Select Amino Acids Play Critical Role in Cancer Blood Supply

Several amino acids known as RNA synthetases were recently found to have an unexpected additional role in cancer metastasis, according to a study conducted collaboratively in the labs of Karen Lounsbury, Ph.D., University of Vermont professor of pharmacology, and Christopher Francklyn, Ph.D., UVM professor of biochemistry.

The group determined that threonyl tRNA synthetase (TARS) leads a "double life," functioning as a critical factor regulating a pathway used by invasive cancers to induce angiogenesis - the formation of new blood vessels - and a new food supply to sustain their growth.

The teams' research was published online February 21, 2013 in Nature Scientific Reports.

According to Tamara Williams, Ph.D., first author on the study and a lecturer in nursing and postdoctoral fellow in pharmacology at UVM, cancerous tumors quickly outgrow their local blood supply. When they do, the cancer cells send out signals, TARS is secreted, and the angiogenesis process is initiated.

"In our study, we showed that TARS, once thought to only function in the housekeeping role of protein synthesis within cells, 'moonlights' as a secreted signaling agent in the endothelial cells that line vessels, in response to factors commonly produced by cancer cells," says Williams.

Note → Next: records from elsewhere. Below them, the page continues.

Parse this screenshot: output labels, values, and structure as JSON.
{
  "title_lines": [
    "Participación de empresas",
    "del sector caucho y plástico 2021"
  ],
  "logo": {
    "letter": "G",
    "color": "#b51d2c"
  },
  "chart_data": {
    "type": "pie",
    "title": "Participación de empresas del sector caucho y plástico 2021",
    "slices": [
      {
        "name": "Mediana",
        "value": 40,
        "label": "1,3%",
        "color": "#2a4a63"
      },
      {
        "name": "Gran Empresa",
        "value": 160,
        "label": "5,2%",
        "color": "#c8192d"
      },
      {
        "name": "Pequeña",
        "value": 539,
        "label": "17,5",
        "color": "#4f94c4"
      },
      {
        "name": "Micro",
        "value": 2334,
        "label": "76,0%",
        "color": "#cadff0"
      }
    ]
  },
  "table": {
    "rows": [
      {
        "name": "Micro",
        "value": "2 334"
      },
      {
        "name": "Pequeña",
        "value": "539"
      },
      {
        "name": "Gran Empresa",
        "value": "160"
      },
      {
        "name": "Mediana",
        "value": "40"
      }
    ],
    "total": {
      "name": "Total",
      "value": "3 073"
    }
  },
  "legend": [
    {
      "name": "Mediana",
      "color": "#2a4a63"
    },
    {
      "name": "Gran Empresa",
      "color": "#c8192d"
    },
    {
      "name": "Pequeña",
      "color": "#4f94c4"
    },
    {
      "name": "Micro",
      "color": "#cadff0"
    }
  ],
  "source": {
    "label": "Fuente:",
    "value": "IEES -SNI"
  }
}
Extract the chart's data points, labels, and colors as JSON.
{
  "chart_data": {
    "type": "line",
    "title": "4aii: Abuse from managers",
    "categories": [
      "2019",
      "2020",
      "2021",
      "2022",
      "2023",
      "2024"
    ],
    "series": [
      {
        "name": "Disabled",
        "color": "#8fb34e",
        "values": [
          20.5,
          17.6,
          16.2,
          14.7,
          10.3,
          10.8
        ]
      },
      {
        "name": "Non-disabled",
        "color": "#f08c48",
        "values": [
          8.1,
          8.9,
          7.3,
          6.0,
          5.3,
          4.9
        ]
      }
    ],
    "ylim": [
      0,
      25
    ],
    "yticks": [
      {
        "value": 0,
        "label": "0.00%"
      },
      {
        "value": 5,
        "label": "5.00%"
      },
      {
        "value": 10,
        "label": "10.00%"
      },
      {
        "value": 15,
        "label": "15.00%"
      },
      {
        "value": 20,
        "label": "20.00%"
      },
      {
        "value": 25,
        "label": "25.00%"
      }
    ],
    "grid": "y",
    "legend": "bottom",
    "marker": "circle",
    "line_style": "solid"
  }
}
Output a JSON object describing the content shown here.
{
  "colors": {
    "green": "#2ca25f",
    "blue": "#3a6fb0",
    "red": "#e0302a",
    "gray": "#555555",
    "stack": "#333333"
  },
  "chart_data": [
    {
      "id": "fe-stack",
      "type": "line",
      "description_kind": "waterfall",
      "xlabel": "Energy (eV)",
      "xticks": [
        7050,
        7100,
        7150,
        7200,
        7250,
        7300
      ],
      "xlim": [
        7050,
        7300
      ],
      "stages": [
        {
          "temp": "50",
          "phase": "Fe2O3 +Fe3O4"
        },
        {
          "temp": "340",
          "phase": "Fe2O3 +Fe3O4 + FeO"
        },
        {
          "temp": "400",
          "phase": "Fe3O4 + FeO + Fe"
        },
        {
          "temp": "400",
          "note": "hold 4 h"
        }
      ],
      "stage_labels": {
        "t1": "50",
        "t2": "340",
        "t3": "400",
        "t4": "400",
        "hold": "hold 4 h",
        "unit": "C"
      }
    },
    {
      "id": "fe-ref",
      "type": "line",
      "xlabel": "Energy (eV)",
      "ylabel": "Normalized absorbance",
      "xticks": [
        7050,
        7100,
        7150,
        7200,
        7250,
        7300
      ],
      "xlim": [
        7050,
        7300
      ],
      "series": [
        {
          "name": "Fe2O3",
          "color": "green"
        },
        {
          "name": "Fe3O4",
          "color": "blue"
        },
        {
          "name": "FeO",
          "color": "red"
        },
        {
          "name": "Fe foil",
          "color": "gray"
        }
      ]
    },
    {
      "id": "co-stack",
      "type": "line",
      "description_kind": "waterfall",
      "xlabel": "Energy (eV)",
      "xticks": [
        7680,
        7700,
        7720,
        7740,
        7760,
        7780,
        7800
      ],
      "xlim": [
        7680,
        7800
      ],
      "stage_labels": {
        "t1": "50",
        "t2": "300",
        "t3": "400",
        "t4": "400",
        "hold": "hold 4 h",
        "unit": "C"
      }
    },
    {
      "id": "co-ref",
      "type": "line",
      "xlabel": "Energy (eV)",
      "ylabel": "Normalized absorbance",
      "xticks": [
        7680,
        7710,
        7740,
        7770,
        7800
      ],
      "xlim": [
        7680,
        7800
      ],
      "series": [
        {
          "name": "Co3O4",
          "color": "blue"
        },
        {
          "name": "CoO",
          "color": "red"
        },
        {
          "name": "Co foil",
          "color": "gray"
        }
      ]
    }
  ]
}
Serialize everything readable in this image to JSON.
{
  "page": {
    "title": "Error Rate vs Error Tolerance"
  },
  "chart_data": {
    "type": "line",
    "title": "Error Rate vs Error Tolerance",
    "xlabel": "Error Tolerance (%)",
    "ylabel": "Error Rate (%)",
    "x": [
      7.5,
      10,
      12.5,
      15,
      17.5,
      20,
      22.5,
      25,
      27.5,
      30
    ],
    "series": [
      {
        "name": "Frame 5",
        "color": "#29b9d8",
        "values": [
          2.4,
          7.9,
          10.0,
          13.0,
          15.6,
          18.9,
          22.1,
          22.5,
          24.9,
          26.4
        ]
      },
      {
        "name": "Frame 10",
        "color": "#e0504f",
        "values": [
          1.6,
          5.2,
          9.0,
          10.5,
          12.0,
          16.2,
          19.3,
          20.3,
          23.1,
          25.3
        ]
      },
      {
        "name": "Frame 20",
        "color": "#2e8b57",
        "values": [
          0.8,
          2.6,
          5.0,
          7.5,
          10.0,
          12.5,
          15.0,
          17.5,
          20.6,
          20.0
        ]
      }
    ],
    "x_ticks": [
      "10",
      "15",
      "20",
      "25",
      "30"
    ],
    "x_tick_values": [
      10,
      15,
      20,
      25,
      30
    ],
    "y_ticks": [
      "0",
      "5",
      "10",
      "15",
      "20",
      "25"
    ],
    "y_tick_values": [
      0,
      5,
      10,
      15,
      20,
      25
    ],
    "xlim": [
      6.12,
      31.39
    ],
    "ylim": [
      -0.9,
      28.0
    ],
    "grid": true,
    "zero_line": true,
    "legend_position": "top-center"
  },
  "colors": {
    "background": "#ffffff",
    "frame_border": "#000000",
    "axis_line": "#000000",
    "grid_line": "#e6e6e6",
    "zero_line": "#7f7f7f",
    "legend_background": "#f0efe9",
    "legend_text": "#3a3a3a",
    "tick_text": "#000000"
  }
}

The study's in vivo model of angiogensis was performed using a chick chrioallantoic membrane assay, according to the University of Vermont. This experiment utilizes the vascular membrane that surrounds a 10-day-old chicken embryo that was removed from its shell. Researchers placed small pieces of surgical sponges on the surface of the membrane and added compounds, including TARS, to the sponges,which were then captured through image every 24 hours.

Their test determined whether the compound was angiogenic (creates new blood vessels), had no effect, or was angiostatic (inhibits blood vessel development). Using this assay, the group was able to demonstrate that TARS prompts angiogenesis by increasing the directional movement, or migration, of vessel cells towards the cancer cell signals. The group's research also showed that a potent inhibitor of TARS activity - called inhibitor BC194 - blocked its induction of angiogenesis.